I also know he was born here in London. I even know which hospital because one time, at a dinner party, he mentioned that he was giving a donation.

That information, together with fifteen pounds, is enough to order a birth certificate from the General Register Office in England.

“Shall we begin?” the celebrant asks, consulting her notes again and adjusting something on her computer screen.

“Please,” I say, my voice breathy with excitement and barely contained emotion. “We’ve been waiting for this moment for so long.”

She starts with the standard opening, her voice taking on the formal cadence of someone who’s performed this ritual hundreds of times.

She talks about love and commitment and the sacred bond of marriage, about two souls choosing to walk through life together.

I hang on every word, my heart swelling with each phrase.

This is really happening.
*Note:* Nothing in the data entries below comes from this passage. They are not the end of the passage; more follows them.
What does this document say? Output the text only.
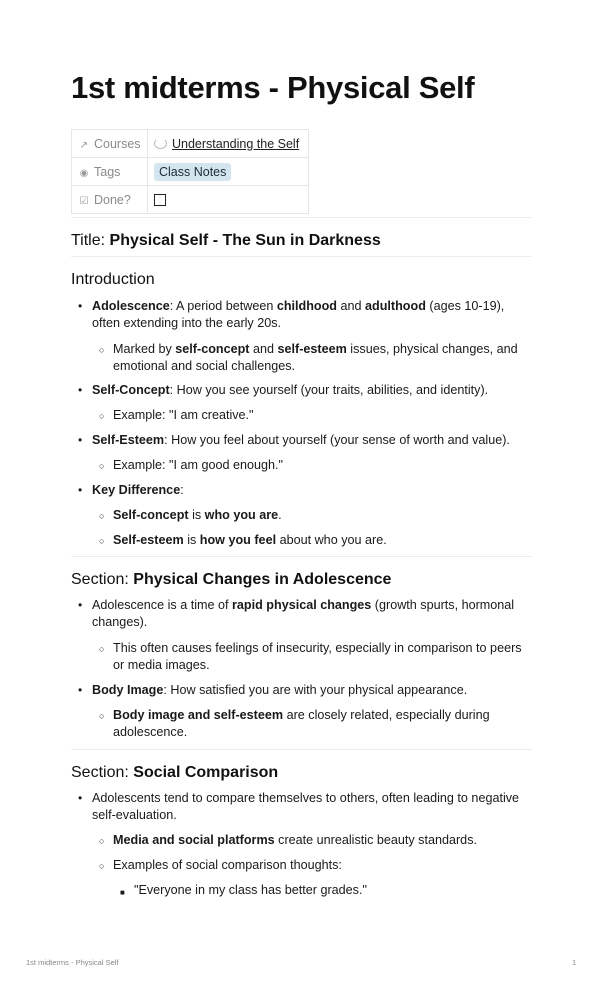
1st midterms - Physical Self
↗ Courses	Understanding the Self
◉ Tags	Class Notes
☑ Done?	
Title: Physical Self - The Sun in Darkness
Introduction
• Adolescence: A period between childhood and adulthood (ages 10-19), often extending into the early 20s.
○ Marked by self-concept and self-esteem issues, physical changes, and emotional and social challenges.
• Self-Concept: How you see yourself (your traits, abilities, and identity).
○ Example: "I am creative."
• Self-Esteem: How you feel about yourself (your sense of worth and value).
○ Example: "I am good enough."
• Key Difference:
○ Self-concept is who you are.
○ Self-esteem is how you feel about who you are.
Section: Physical Changes in Adolescence
• Adolescence is a time of rapid physical changes (growth spurts, hormonal changes).
○ This often causes feelings of insecurity, especially in comparison to peers or media images.
• Body Image: How satisfied you are with your physical appearance.
○ Body image and self-esteem are closely related, especially during adolescence.
Section: Social Comparison
• Adolescents tend to compare themselves to others, often leading to negative self-evaluation.
○ Media and social platforms create unrealistic beauty standards.
○ Examples of social comparison thoughts:
■ "Everyone in my class has better grades."
1st midterms - Physical Self	1
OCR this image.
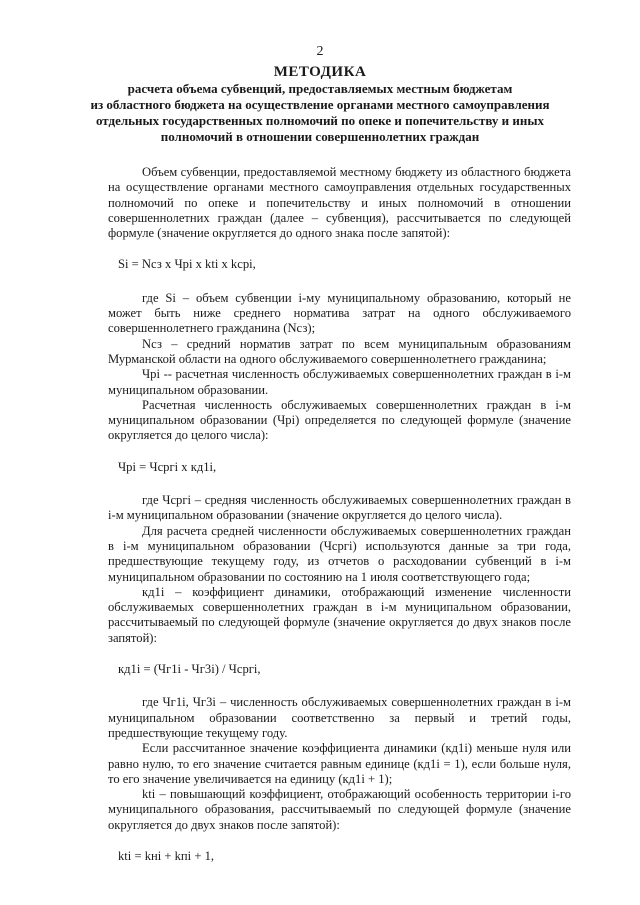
2
МЕТОДИКА
расчета объема субвенций, предоставляемых местным бюджетам
из областного бюджета на осуществление органами местного самоуправления
отдельных государственных полномочий по опеке и попечительству и иных
полномочий в отношении совершеннолетних граждан

Объем субвенции, предоставляемой местному бюджету из областного бюджета на осуществление органами местного самоуправления отдельных государственных полномочий по опеке и попечительству и иных полномочий в отношении совершеннолетних граждан (далее – субвенция), рассчитывается по следующей формуле (значение округляется до одного знака после запятой):

Si = Nсз х Чрi х ktі х kсрі,

где Si – объем субвенции і-му муниципальному образованию, который не может быть ниже среднего норматива затрат на одного обслуживаемого совершеннолетнего гражданина (Nсз);

Nсз – средний норматив затрат по всем муниципальным образованиям Мурманской области на одного обслуживаемого совершеннолетнего гражданина;

Чрі -- расчетная численность обслуживаемых совершеннолетних граждан в і-м муниципальном образовании.

Расчетная численность обслуживаемых совершеннолетних граждан в і-м муниципальном образовании (Чрi) определяется по следующей формуле (значение округляется до целого числа):

Чрі = Чсргі х кд1і,

где Чсргі – средняя численность обслуживаемых совершеннолетних граждан в і-м муниципальном образовании (значение округляется до целого числа).

Для расчета средней численности обслуживаемых совершеннолетних граждан в і-м муниципальном образовании (Чсргі) используются данные за три года, предшествующие текущему году, из отчетов о расходовании субвенций в і-м муниципальном образовании по состоянию на 1 июля соответствующего года;

кд1і – коэффициент динамики, отображающий изменение численности обслуживаемых совершеннолетних граждан в і-м муниципальном образовании, рассчитываемый по следующей формуле (значение округляется до двух знаков после запятой):

кд1і = (Чг1і - Чг3і) / Чсргі,

где Чг1і, Чг3і – численность обслуживаемых совершеннолетних граждан в і-м муниципальном образовании соответственно за первый и третий годы, предшествующие текущему году.

Если рассчитанное значение коэффициента динамики (кд1і) меньше нуля или равно нулю, то его значение считается равным единице (кд1і = 1), если больше нуля, то его значение увеличивается на единицу (кд1і + 1);

ktі – повышающий коэффициент, отображающий особенность территории і-го муниципального образования, рассчитываемый по следующей формуле (значение округляется до двух знаков после запятой):

ktі = kнi + kпi + 1,
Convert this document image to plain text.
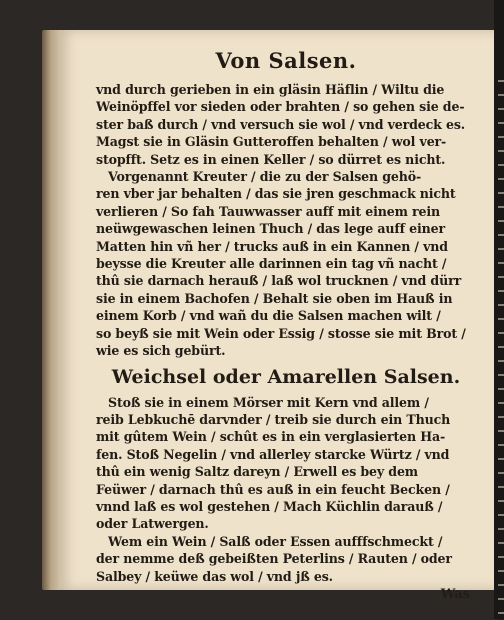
Von Salsen.
vnd durch gerieben in ein gläsin Häflin / Wiltu die
Weinöpffel vor sieden oder brahten / so gehen sie de-
ster baß durch / vnd versuch sie wol / vnd verdeck es.
Magst sie in Gläsin Gutteroffen behalten / wol ver-
stopfft. Setz es in einen Keller / so dürret es nicht.
Vorgenannt Kreuter / die zu der Salsen gehö-
ren vber jar behalten / das sie jren geschmack nicht
verlieren / So fah Tauwwasser auff mit einem rein
neüwgewaschen leinen Thuch / das lege auff einer
Matten hin vñ her / trucks auß in ein Kannen / vnd
beysse die Kreuter alle darinnen ein tag vñ nacht /
thû sie darnach herauß / laß wol trucknen / vnd dürr
sie in einem Bachofen / Behalt sie oben im Hauß in
einem Korb / vnd wañ du die Salsen machen wilt /
so beyß sie mit Wein oder Essig / stosse sie mit Brot /
wie es sich gebürt.
Weichsel oder Amarellen Salsen.
Stoß sie in einem Mörser mit Kern vnd allem /
reib Lebkuchē darvnder / treib sie durch ein Thuch
mit gûtem Wein / schût es in ein verglasierten Ha-
fen. Stoß Negelin / vnd allerley starcke Würtz / vnd
thû ein wenig Saltz dareyn / Erwell es bey dem
Feüwer / darnach thû es auß in ein feucht Becken /
vnnd laß es wol gestehen / Mach Küchlin darauß /
oder Latwergen.
Wem ein Wein / Salß oder Essen aufffschmeckt /
der nemme deß gebeißten Peterlins / Rauten / oder
Salbey / keüwe das wol / vnd jß es.
Was
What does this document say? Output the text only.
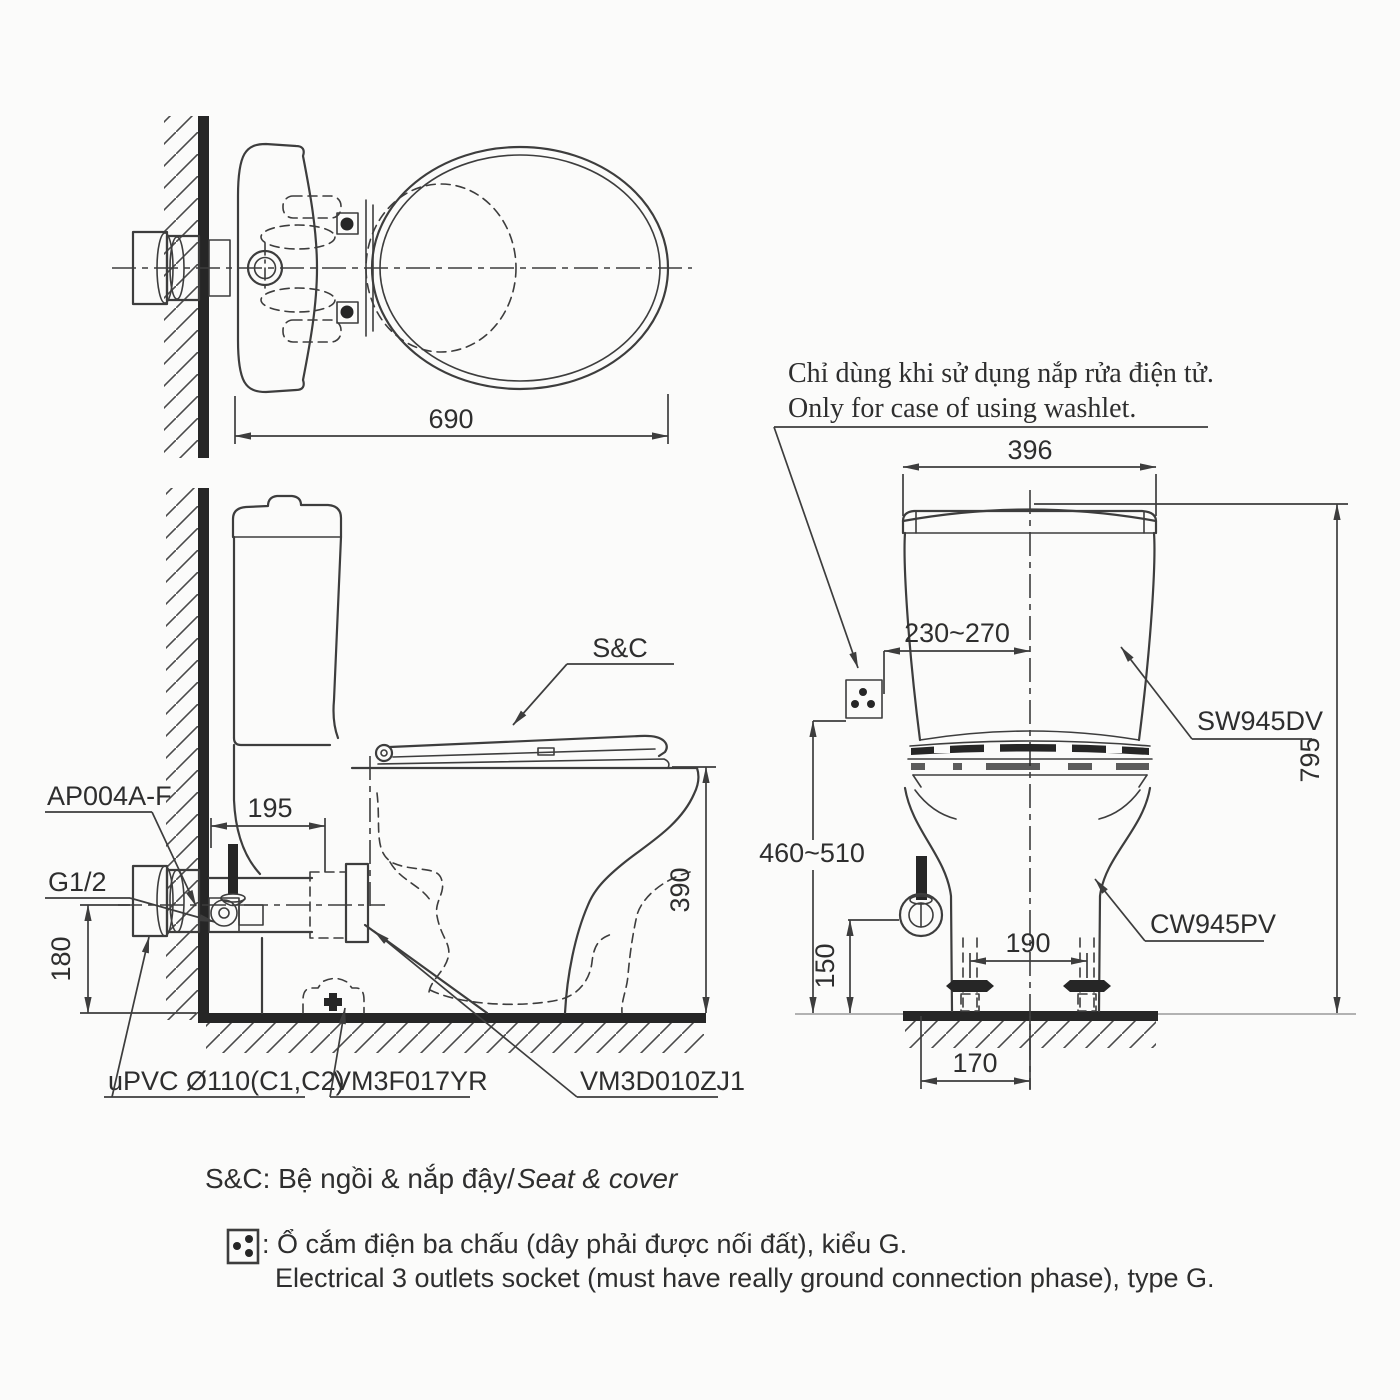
690
195
180
390
S&C
AP004A-F
G1/2
uPVC Ø110(C1,C2)
VM3F017YR	VM3D010ZJ1
Chỉ dùng khi sử dụng nắp rửa điện tử.
Only for case of using washlet.
396
230~270
795
460~510
150
190
170
SW945DV
CW945PV
S&C: Bệ ngồi & nắp đậy/ Seat & cover
: Ổ cắm điện ba chấu (dây phải được nối đất), kiểu G.
Electrical 3 outlets socket (must have really ground connection phase), type G.
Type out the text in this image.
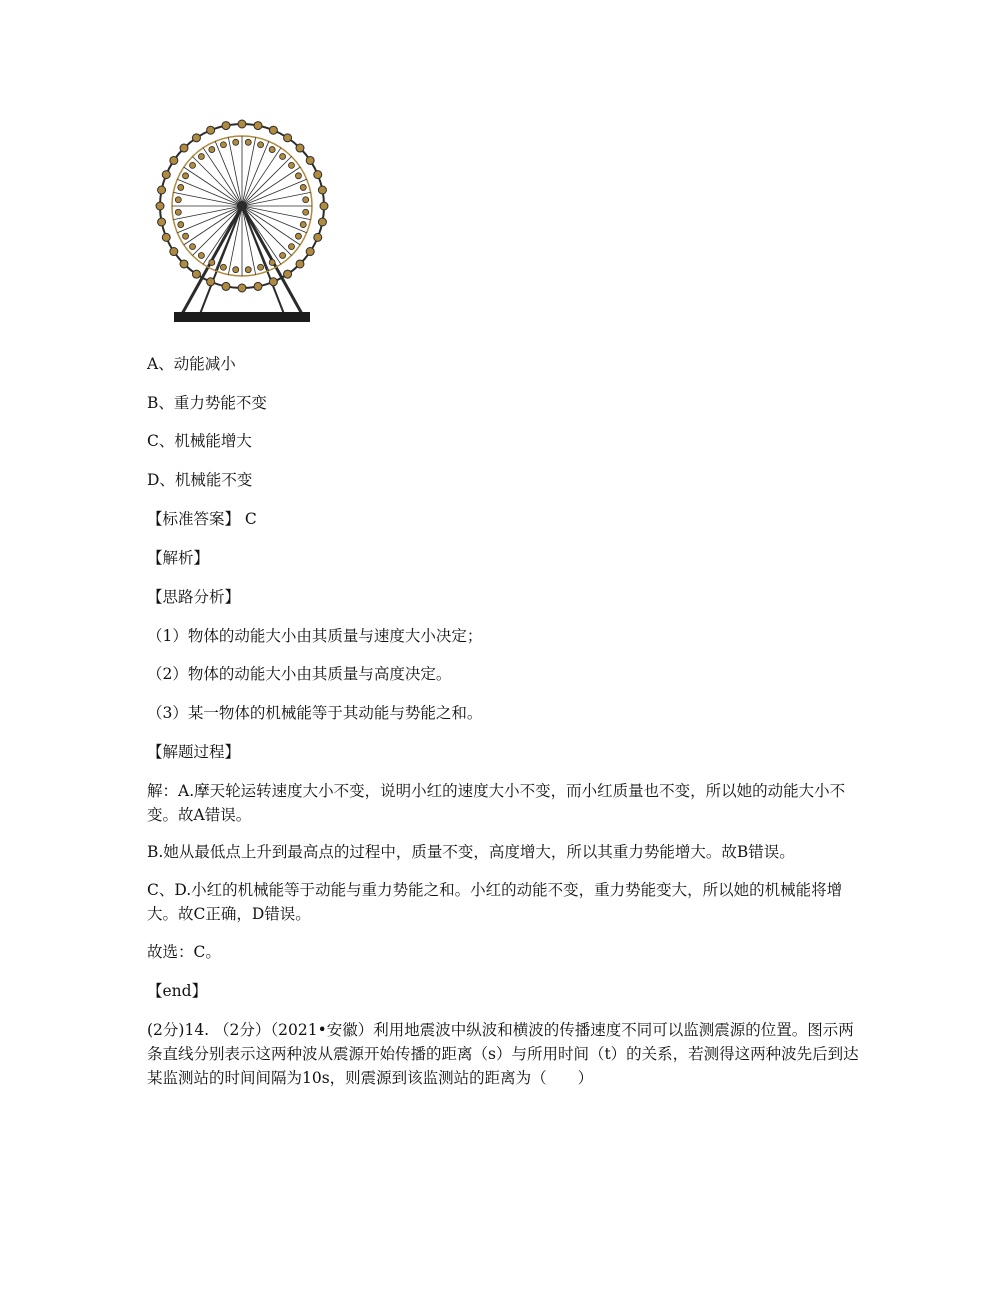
A、动能减小
B、重力势能不变
C、机械能增大
D、机械能不变
【标准答案】 C
【解析】
【思路分析】
（1）物体的动能大小由其质量与速度大小决定；
（2）物体的动能大小由其质量与高度决定。
（3）某一物体的机械能等于其动能与势能之和。
【解题过程】
解：A.摩天轮运转速度大小不变，说明小红的速度大小不变，而小红质量也不变，所以她的动能大小不变。故A错误。
B.她从最低点上升到最高点的过程中，质量不变，高度增大，所以其重力势能增大。故B错误。
C、D.小红的机械能等于动能与重力势能之和。小红的动能不变，重力势能变大，所以她的机械能将增大。故C正确，D错误。
故选：C。
【end】
(2分)14. （2分）（2021•安徽）利用地震波中纵波和横波的传播速度不同可以监测震源的位置。图示两条直线分别表示这两种波从震源开始传播的距离（s）与所用时间（t）的关系，若测得这两种波先后到达某监测站的时间间隔为10s，则震源到该监测站的距离为（　　）
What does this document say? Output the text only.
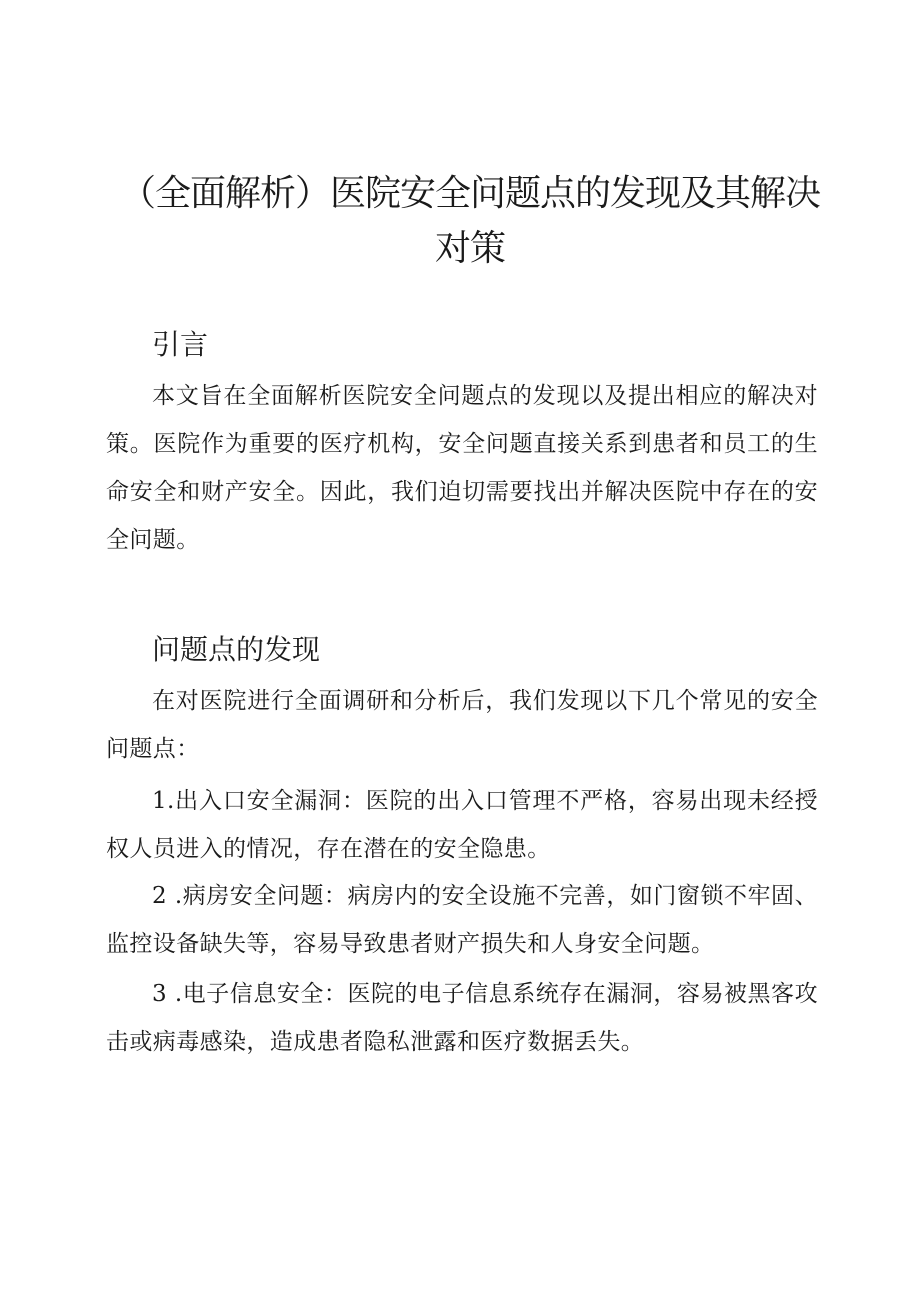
（全面解析）医院安全问题点的发现及其解决对策
引言

本文旨在全面解析医院安全问题点的发现以及提出相应的解决对策。医院作为重要的医疗机构，安全问题直接关系到患者和员工的生命安全和财产安全。因此，我们迫切需要找出并解决医院中存在的安全问题。

问题点的发现

在对医院进行全面调研和分析后，我们发现以下几个常见的安全问题点：

1.出入口安全漏洞：医院的出入口管理不严格，容易出现未经授权人员进入的情况，存在潜在的安全隐患。

2 .病房安全问题：病房内的安全设施不完善，如门窗锁不牢固、监控设备缺失等，容易导致患者财产损失和人身安全问题。

3 .电子信息安全：医院的电子信息系统存在漏洞，容易被黑客攻击或病毒感染，造成患者隐私泄露和医疗数据丢失。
Carlo and I are really getting married.

The words wash over me like music, like poetry, like everything beautiful I’ve ever read about love and devotion. This is what I’ve been dreaming of since I was sixteen years old, sitting in family dinners and watching Carlo across the table, imagining a day when he would be mine forever.

“Marriage is not just a legal contract,” the celebrant continues, “but a spiritual and emotional bond between two people who choose to share their lives, their dreams, their futures. It’s about trust, respect, communication, and above all, love that transcends all obstacles.”